Share

Flashback : Menjual Keperawanan

Detik tiap waktu berlalu terasa sangat berharga untuk Ashana saat ini. Di detik itu setiap napas Ibu nya sedang di perhitungkan. Setiap detik yang berlalu sebanyak itu pula, ia menyia-nyiakan nasib keselamatan wanita yang sudah melahirkannya ke dunia.

Ashana Fazaira, gadis yang berusia 24 tahun itu berdiri diam menatap cermin di depannya.

Ia mengamati dirinya di cermin toilet rumah sakit, gadis dengan rambut hitam di ikat satu yang panjang, mata besar hitam yang tampak lelah, sayu dan kurang tidur. Lalu wajahnya yang putih tapi kasar karena beruntusan dan jerawat kecil di mengalir di sisi wajahnya.dahi dan pipi. Belum lagi cekungan di pipinya bahkan terlihat jelas karena bobot tubuhnya yang banyak hilang.

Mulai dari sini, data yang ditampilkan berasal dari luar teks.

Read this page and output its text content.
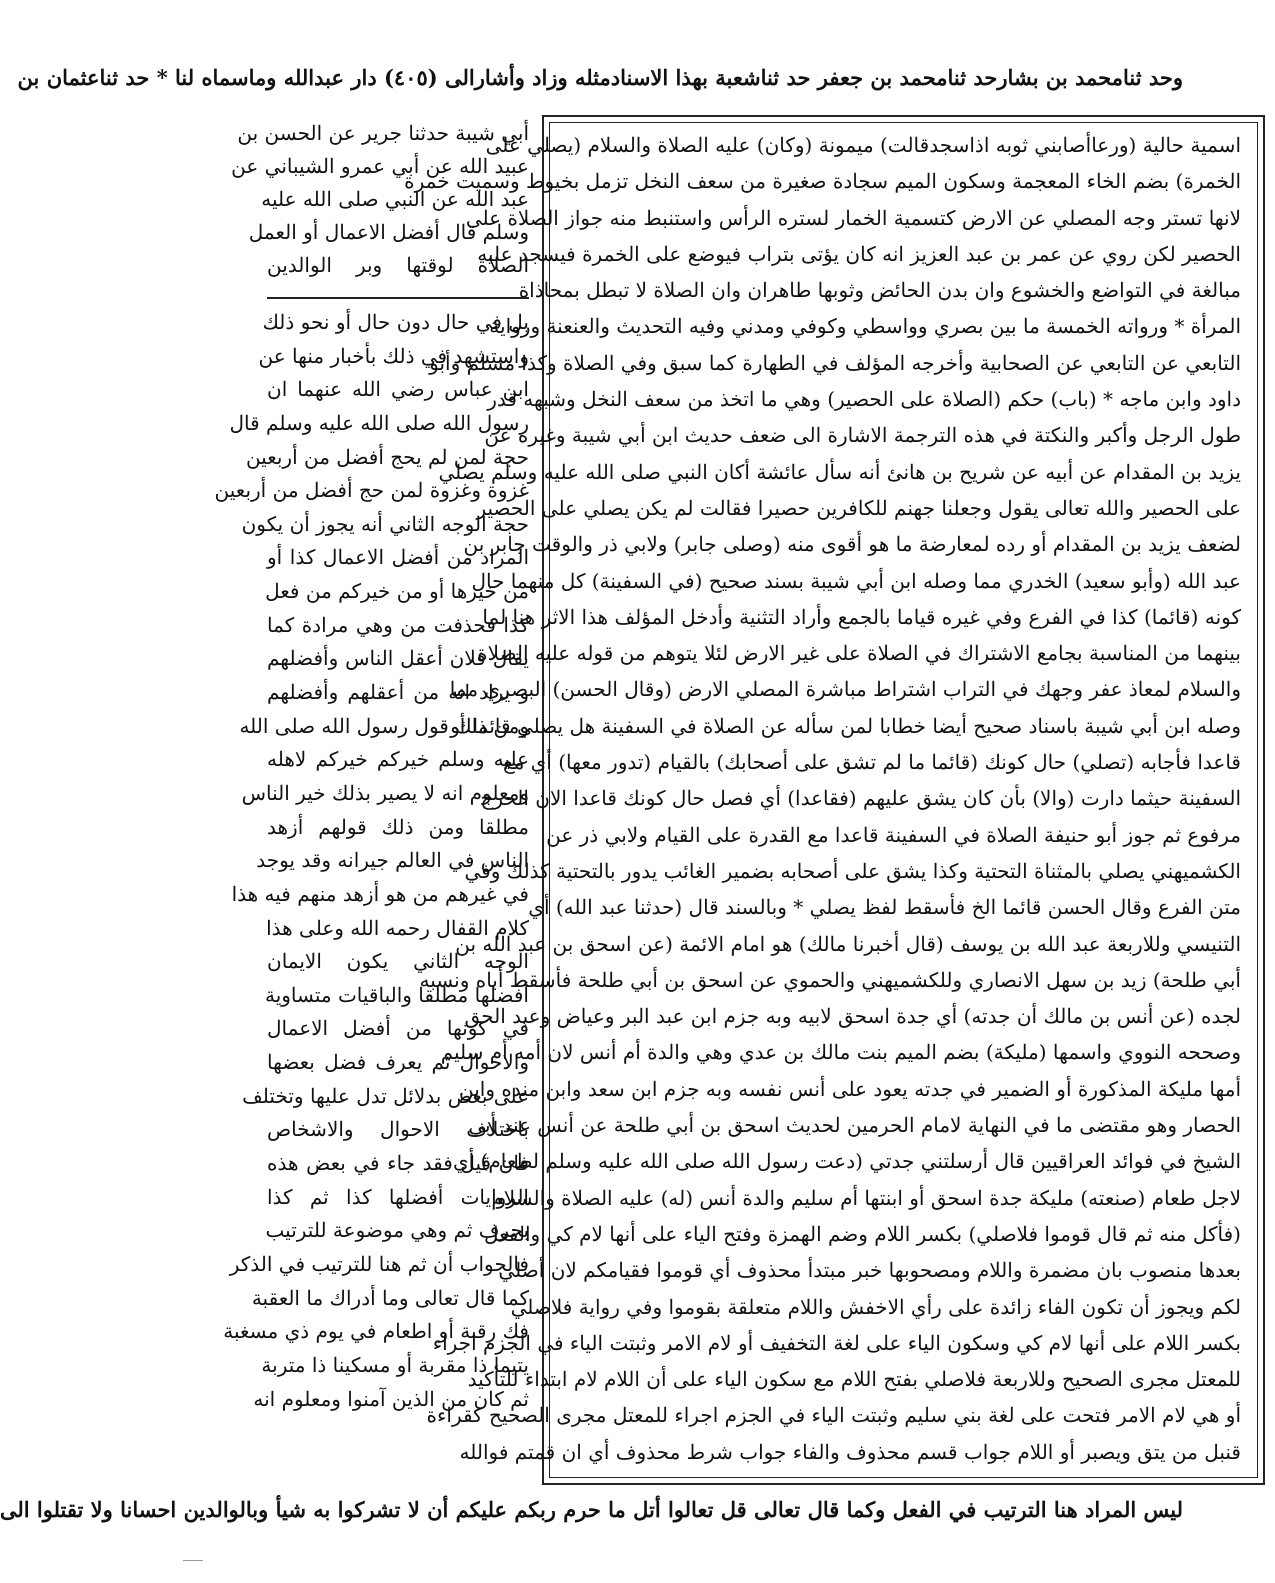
وحد ثنامحمد بن بشارحد ثنامحمد بن جعفر حد ثناشعبة بهذا الاسنادمثله وزاد وأشارالى (٤٠٥) دار عبدالله وماسماه لنا * حد ثناعثمان بن
اسمية حالية (ورعاأصابني ثوبه اذاسجدقالت) ميمونة (وكان) عليه الصلاة والسلام (يصلي على
الخمرة) بضم الخاء المعجمة وسكون الميم سجادة صغيرة من سعف النخل تزمل بخيوط وسميت خمرة
لانها تستر وجه المصلي عن الارض كتسمية الخمار لستره الرأس واستنبط منه جواز الصلاة على
الحصير لكن روي عن عمر بن عبد العزيز انه كان يؤتى بتراب فيوضع على الخمرة فيسجد عليه
مبالغة في التواضع والخشوع وان بدن الحائض وثوبها طاهران وان الصلاة لا تبطل بمحاذاة
المرأة * ورواته الخمسة ما بين بصري وواسطي وكوفي ومدني وفيه التحديث والعنعنة ورواية
التابعي عن التابعي عن الصحابية وأخرجه المؤلف في الطهارة كما سبق وفي الصلاة وكذا مسلم وأبو
داود وابن ماجه * (باب) حكم (الصلاة على الحصير) وهي ما اتخذ من سعف النخل وشبهه قدر
طول الرجل وأكبر والنكتة في هذه الترجمة الاشارة الى ضعف حديث ابن أبي شيبة وغيره عن
يزيد بن المقدام عن أبيه عن شريح بن هانئ أنه سأل عائشة أكان النبي صلى الله عليه وسلم يصلي
على الحصير والله تعالى يقول وجعلنا جهنم للكافرين حصيرا فقالت لم يكن يصلي على الحصير
لضعف يزيد بن المقدام أو رده لمعارضة ما هو أقوى منه (وصلى جابر) ولابي ذر والوقت جابر بن
عبد الله (وأبو سعيد) الخدري مما وصله ابن أبي شيبة بسند صحيح (في السفينة) كل منهما حال
كونه (قائما) كذا في الفرع وفي غيره قياما بالجمع وأراد التثنية وأدخل المؤلف هذا الاثر هنا لما
بينهما من المناسبة بجامع الاشتراك في الصلاة على غير الارض لئلا يتوهم من قوله عليه الصلاة
والسلام لمعاذ عفر وجهك في التراب اشتراط مباشرة المصلي الارض (وقال الحسن) البصري مما
وصله ابن أبي شيبة باسناد صحيح أيضا خطابا لمن سأله عن الصلاة في السفينة هل يصلي قائما أو
قاعدا فأجابه (تصلي) حال كونك (قائما ما لم تشق على أصحابك) بالقيام (تدور معها) أي مع
السفينة حيثما دارت (والا) بأن كان يشق عليهم (فقاعدا) أي فصل حال كونك قاعدا الان الحرج
مرفوع ثم جوز أبو حنيفة الصلاة في السفينة قاعدا مع القدرة على القيام ولابي ذر عن
الكشميهني يصلي بالمثناة التحتية وكذا يشق على أصحابه بضمير الغائب يدور بالتحتية كذلك وفي
متن الفرع وقال الحسن قائما الخ فأسقط لفظ يصلي * وبالسند قال (حدثنا عبد الله) أي
التنيسي وللاربعة عبد الله بن يوسف (قال أخبرنا مالك) هو امام الائمة (عن اسحق بن عبد الله بن
أبي طلحة) زيد بن سهل الانصاري وللكشميهني والحموي عن اسحق بن أبي طلحة فأسقط أباه ونسبه
لجده (عن أنس بن مالك أن جدته) أي جدة اسحق لابيه وبه جزم ابن عبد البر وعياض وعبد الحق
وصححه النووي واسمها (مليكة) بضم الميم بنت مالك بن عدي وهي والدة أم أنس لان أمه أم سليم
أمها مليكة المذكورة أو الضمير في جدته يعود على أنس نفسه وبه جزم ابن سعد وابن منده وابن
الحصار وهو مقتضى ما في النهاية لامام الحرمين لحديث اسحق بن أبي طلحة عن أنس عند أبي
الشيخ في فوائد العراقيين قال أرسلتني جدتي (دعت رسول الله صلى الله عليه وسلم لطعام) أي
لاجل طعام (صنعته) مليكة جدة اسحق أو ابنتها أم سليم والدة أنس (له) عليه الصلاة والسلام
(فأكل منه ثم قال قوموا فلاصلي) بكسر اللام وضم الهمزة وفتح الياء على أنها لام كي والفعل
بعدها منصوب بان مضمرة واللام ومصحوبها خبر مبتدأ محذوف أي قوموا فقيامكم لان أصلي
لكم ويجوز أن تكون الفاء زائدة على رأي الاخفش واللام متعلقة بقوموا وفي رواية فلاصلي
بكسر اللام على أنها لام كي وسكون الياء على لغة التخفيف أو لام الامر وثبتت الياء في الجزم اجراء
للمعتل مجرى الصحيح وللاربعة فلاصلي بفتح اللام مع سكون الياء على أن اللام لام ابتداء للتأكيد
أو هي لام الامر فتحت على لغة بني سليم وثبتت الياء في الجزم اجراء للمعتل مجرى الصحيح كقراءة
قنبل من يتق ويصبر أو اللام جواب قسم محذوف والفاء جواب شرط محذوف أي ان قمتم فوالله
أبي شيبة حدثنا جرير عن الحسن بن
عبيد الله عن أبي عمرو الشيباني عن
عبد الله عن النبي صلى الله عليه
وسلم قال أفضل الاعمال أو العمل
الصلاة لوقتها وبر الوالدين
بل في حال دون حال أو نحو ذلك
واستشهد في ذلك بأخبار منها عن
ابن عباس رضي الله عنهما ان
رسول الله صلى الله عليه وسلم قال
حجة لمن لم يحج أفضل من أربعين
غزوة وغزوة لمن حج أفضل من أربعين
حجة الوجه الثاني أنه يجوز أن يكون
المراد من أفضل الاعمال كذا أو
من خيرها أو من خيركم من فعل
كذا فحذفت من وهي مرادة كما
يقال فلان أعقل الناس وأفضلهم
و يراد انه من أعقلهم وأفضلهم
ومن ذلك قول رسول الله صلى الله
عليه وسلم خيركم خيركم لاهله
ومعلوم انه لا يصير بذلك خير الناس
مطلقا ومن ذلك قولهم أزهد
الناس في العالم جيرانه وقد يوجد
في غيرهم من هو أزهد منهم فيه هذا
كلام القفال رحمه الله وعلى هذا
الوجه الثاني يكون الايمان
أفضلها مطلقا والباقيات متساوية
في كونها من أفضل الاعمال
والاحوال ثم يعرف فضل بعضها
على بعض بدلائل تدل عليها وتختلف
باختلاف الاحوال والاشخاص
فان قيل فقد جاء في بعض هذه
الروايات أفضلها كذا ثم كذا
بحرف ثم وهي موضوعة للترتيب
فالجواب أن ثم هنا للترتيب في الذكر
كما قال تعالى وما أدراك ما العقبة
فك رقبة أو اطعام في يوم ذي مسغبة
يتيما ذا مقربة أو مسكينا ذا متربة
ثم كان من الذين آمنوا ومعلوم انه
ليس المراد هنا الترتيب في الفعل وكما قال تعالى قل تعالوا أتل ما حرم ربكم عليكم أن لا تشركوا به شيأ وبالوالدين احسانا ولا تقتلوا الى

Sedangkan lelehan air mata terus menghangat.

Dia sungguh jelek

Sungguh banyak yang berubah padanya

Kehidupan bahagianya juga telah hilang

Seakan tak cukup sekarang Ia harus mendapatkan uang 150 juta untuk operasi Ibunya. Ashana terpaksa mengambil keputusan yang tergolong gila, dan termasuk dosa. Ashana hanya terpikirkan satu cara untuk keluar dari beban ekonomi yang saat ini menghampirinya. Jika tak ada lagi yang bisa ia jual, maka pilihannya hanya menjual dirinya sendiri.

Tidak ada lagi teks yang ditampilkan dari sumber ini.